If OSA is an independent risk factor for cancer and cancer mortality, this finding has enormous public health significance, given the high prevalence of OSA. Already, OSA has been linked in some manner to four of the ten leading causes of death in the U.S. (heart disease, stroke, accidental death and diabetes). Cancer was the second leading cause of death in 2010 with over 575,000 victims, a close second to heart disease which was responsible for over 597,000 deaths. Medical costs and lost productivity due to cancer in that same year was estimated at $263.8 billion.7 Diagnosis and treatment of OSA with CPAP is already highly cost-effective, with a cost effectiveness ratio of $15,915 per QALY in a high-risk population, using an economic model that considered improvements in quality of life and life expectancy due to a decreased risk of myocar-dial infarction, stroke, and motor vehicle crashes.8 Perhaps a reduced risk of cancer morbidity and mortality will one day need to be considered as well.
The cumulative effects of chronic health conditions often require decades to appreciate.
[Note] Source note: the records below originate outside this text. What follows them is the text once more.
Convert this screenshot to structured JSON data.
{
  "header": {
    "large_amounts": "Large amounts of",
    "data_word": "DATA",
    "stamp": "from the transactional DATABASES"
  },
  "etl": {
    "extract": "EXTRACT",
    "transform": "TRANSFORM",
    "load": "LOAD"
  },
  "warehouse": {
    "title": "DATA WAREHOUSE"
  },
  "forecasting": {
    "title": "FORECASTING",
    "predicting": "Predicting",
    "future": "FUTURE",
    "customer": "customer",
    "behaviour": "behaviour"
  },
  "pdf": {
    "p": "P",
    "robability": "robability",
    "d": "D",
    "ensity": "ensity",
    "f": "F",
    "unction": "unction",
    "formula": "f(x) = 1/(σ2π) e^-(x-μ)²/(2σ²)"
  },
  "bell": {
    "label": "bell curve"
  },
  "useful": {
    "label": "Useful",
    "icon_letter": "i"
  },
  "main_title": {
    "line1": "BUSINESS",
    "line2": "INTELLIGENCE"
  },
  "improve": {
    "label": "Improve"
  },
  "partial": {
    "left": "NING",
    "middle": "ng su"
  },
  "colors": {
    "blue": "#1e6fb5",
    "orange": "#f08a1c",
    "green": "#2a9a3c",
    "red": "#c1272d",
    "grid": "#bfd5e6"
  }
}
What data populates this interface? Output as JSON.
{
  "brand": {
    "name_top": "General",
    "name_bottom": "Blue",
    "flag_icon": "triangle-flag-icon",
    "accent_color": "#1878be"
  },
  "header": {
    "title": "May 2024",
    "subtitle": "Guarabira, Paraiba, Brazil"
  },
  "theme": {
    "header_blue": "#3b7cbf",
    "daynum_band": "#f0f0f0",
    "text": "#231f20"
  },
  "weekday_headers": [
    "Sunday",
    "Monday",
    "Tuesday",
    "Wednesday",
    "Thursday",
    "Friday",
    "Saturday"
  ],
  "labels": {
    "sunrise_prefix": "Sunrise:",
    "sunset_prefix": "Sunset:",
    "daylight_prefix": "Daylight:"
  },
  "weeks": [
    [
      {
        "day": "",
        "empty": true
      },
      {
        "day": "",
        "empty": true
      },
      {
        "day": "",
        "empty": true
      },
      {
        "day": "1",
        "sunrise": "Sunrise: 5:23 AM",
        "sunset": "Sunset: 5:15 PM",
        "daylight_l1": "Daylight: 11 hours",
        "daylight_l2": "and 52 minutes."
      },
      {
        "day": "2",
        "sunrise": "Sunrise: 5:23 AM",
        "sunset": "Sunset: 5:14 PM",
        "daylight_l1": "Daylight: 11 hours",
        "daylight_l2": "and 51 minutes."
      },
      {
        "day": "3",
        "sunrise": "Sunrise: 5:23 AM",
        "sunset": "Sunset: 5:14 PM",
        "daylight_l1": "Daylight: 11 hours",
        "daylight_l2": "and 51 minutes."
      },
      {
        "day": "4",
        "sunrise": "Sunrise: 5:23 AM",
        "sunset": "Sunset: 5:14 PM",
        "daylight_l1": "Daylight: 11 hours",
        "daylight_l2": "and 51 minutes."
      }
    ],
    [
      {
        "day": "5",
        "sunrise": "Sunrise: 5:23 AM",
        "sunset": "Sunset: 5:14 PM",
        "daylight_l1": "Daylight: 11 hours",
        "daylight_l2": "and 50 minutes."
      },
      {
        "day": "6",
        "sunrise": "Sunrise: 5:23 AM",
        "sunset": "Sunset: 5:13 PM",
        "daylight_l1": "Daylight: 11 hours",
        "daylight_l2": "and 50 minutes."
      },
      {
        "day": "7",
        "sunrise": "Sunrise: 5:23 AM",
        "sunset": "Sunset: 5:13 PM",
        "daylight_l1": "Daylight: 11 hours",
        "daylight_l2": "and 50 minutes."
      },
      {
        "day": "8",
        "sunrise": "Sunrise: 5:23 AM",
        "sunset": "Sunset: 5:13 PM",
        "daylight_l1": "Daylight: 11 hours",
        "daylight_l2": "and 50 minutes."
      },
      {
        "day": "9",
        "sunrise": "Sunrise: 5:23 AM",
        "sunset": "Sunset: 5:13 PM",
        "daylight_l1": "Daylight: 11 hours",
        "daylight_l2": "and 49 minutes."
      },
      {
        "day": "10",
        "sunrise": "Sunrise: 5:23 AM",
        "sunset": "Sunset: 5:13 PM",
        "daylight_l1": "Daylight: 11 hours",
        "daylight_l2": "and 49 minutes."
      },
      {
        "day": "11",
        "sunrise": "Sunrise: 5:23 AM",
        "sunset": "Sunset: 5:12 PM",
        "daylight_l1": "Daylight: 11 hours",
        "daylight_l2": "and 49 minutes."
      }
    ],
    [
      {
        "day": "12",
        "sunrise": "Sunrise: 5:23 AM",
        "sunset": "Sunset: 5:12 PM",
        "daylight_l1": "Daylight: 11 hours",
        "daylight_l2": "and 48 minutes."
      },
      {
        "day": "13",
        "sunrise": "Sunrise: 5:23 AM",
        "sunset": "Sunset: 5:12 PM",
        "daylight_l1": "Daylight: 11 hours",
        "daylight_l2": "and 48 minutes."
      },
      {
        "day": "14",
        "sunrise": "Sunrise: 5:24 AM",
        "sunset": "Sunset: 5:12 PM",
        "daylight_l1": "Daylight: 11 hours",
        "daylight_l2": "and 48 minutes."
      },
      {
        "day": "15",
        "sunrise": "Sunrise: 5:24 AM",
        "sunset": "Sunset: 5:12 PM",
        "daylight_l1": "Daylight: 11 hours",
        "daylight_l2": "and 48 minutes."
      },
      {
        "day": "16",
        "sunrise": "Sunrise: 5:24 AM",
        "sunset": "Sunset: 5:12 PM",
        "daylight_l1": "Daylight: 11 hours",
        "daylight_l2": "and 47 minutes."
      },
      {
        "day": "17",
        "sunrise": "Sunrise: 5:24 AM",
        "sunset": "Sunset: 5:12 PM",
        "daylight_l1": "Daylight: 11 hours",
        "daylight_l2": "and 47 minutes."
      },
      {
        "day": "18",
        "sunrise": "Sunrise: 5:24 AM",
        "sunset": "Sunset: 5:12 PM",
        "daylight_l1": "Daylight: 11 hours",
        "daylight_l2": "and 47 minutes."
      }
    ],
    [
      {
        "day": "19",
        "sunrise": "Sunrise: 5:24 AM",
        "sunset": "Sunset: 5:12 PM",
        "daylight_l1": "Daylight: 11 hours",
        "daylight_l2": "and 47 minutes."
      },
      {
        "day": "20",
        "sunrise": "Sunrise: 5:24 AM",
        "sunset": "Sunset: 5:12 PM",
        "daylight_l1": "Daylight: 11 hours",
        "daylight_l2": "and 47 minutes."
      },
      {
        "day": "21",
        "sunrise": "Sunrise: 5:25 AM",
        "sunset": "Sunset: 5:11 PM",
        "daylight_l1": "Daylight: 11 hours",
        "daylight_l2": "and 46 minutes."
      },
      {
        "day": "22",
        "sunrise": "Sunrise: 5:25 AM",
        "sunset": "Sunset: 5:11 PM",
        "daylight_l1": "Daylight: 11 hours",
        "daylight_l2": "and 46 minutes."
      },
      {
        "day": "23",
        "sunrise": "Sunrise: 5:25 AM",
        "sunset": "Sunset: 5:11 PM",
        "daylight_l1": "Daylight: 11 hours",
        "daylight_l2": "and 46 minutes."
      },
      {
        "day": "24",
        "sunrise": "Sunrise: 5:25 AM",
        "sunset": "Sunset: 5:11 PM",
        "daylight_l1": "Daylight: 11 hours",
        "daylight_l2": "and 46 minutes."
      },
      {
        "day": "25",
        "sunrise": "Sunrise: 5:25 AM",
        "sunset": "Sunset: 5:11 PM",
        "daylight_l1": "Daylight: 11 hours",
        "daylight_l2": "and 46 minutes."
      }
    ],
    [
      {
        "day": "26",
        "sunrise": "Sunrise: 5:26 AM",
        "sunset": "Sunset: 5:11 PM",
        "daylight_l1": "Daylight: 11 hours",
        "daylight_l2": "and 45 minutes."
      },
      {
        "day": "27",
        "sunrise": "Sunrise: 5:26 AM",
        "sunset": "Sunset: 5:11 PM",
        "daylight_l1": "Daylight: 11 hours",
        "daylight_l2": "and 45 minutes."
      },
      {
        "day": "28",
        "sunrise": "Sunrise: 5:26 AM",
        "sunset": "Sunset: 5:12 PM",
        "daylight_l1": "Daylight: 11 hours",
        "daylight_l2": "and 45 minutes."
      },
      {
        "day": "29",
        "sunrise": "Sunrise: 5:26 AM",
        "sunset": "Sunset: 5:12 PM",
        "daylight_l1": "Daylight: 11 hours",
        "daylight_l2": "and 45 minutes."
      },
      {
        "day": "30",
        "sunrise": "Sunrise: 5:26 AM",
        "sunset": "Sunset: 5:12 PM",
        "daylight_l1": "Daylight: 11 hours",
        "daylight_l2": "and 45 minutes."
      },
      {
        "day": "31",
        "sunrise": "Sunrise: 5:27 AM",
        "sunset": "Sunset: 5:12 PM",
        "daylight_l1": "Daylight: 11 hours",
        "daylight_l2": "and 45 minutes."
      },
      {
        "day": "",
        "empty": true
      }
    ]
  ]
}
Long-term data from studies such as the Busselton Sleep Cohort, with near-complete follow up of all recorded subjects after 20 years, prove to be invaluable in this regard. Such studies require sustained resources and great personal commitment on the part of the researchers and study participants. But thanks to these efforts, another potential risk factor for cancer is emerging from the shadows, providing yet another powerful reminder that as sleep clinicians, reducing the burden of OSA in our patient population is of the utmost importance.
The authors have indicated no financial conflicts of interest.